Ribot recalls a trip to the Bluff City in the 1980s. “We drove through Memphis, so I stopped in to visit Rufus Thomas,” he says. “I was in this group the Real Tones, and we were the house band for a soul revival that was mostly Stax/Volt based. We backed up Rufus and Carla Thomas, Syl Johnson, and Otis Clay and Soloman Burke. We had a couple of week-long runs with Rufus at this club called Tramps in New York. I had his number, so I called and asked if I could come over. Carla was not home, but Rufus showed me his pictures of him with Elvis. It was great…Basically, everybody who was playing in the Stax/Volt rhythm section was a huge inspiration to me — Steve Cropper, Duck Dunn, the whole crew.”

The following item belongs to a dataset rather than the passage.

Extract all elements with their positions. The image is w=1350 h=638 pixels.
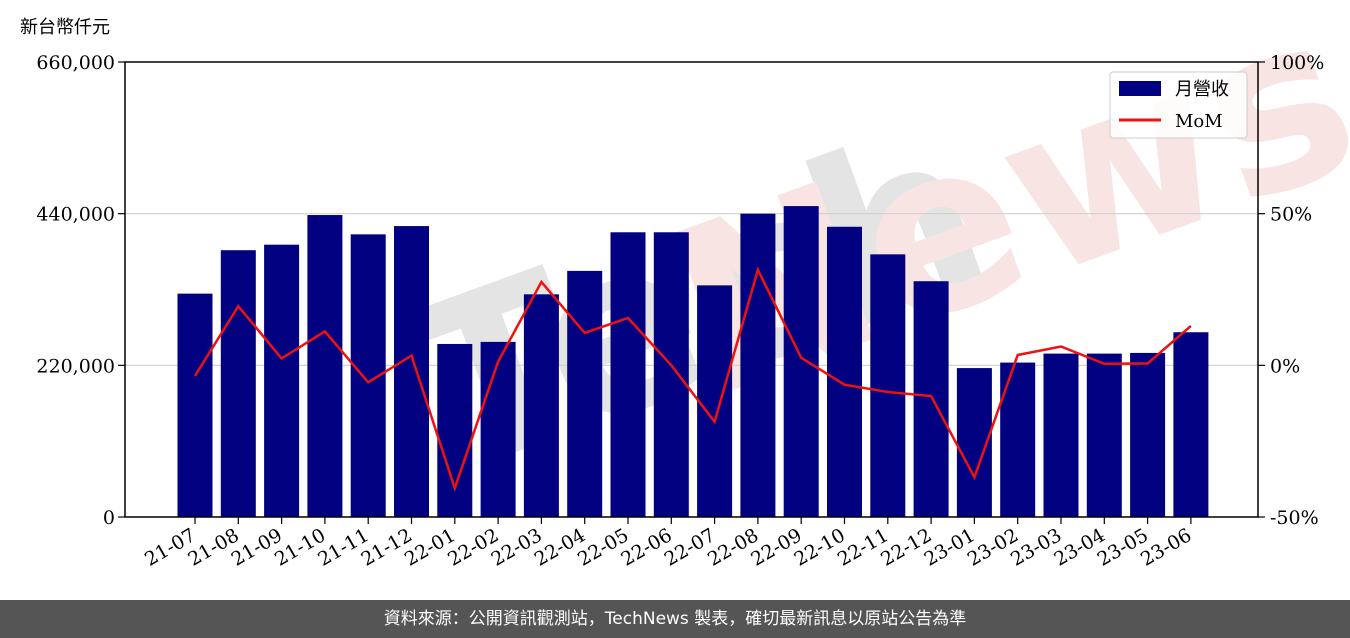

When Ribot plays the Green Room in Crosstown Arts on Saturday, March 7th, it won’t be as a collaborator. He’s recorded and released 25 albums of his own in the last 40 years, most recently the 2018 Songs of Resistance 1942-2018. A passion project inspired by the 2016 election, Songs of Resistance features a cast of collaborators that include Waits and Steve Earle performing songs inspired by political movements of the last century. Ribot paid for the recording out of his own pocket. “I was so deep in the hole after all that that I had to fire my shrink, which was actually a really bad idea,” he laughs. “I had the idea with this record that I wanted it to be based on the idea of a popular front. In other words, when something comes along that really, seriously threatens democracy, everybody has to pull together against it. Like in World War II, it wasn’t just liberals who joined the Army. It was everybody. Roosevelt sat down with both Stalin and Churchill, who was very conservative in a lot of ways…I wanted that to be the politics of the record. I didn’t include on the record stuff that I had known for years that were labor songs. There’s a lot of great stuff from the I.W.W. songbook. Those are not really a part of that…I also wanted this to be about the United States. I didn’t call friends who were English or Canadian or from a lot of different countries. The singers are all from the U.S., and I wanted them to be in English. I translated ‘Bella Ciao,’ which is a song from the Italian resistance…The way we do ‘Bella Ciao’ is like a ballad, but the original is more like a march. It’s something you sing at a soccer rally. I changed the vibe considerably. I wanted it to make sense in the current situation.”

Marc Ribot plays The Green Room at 7:30 p.m. on Saturday, March 7th.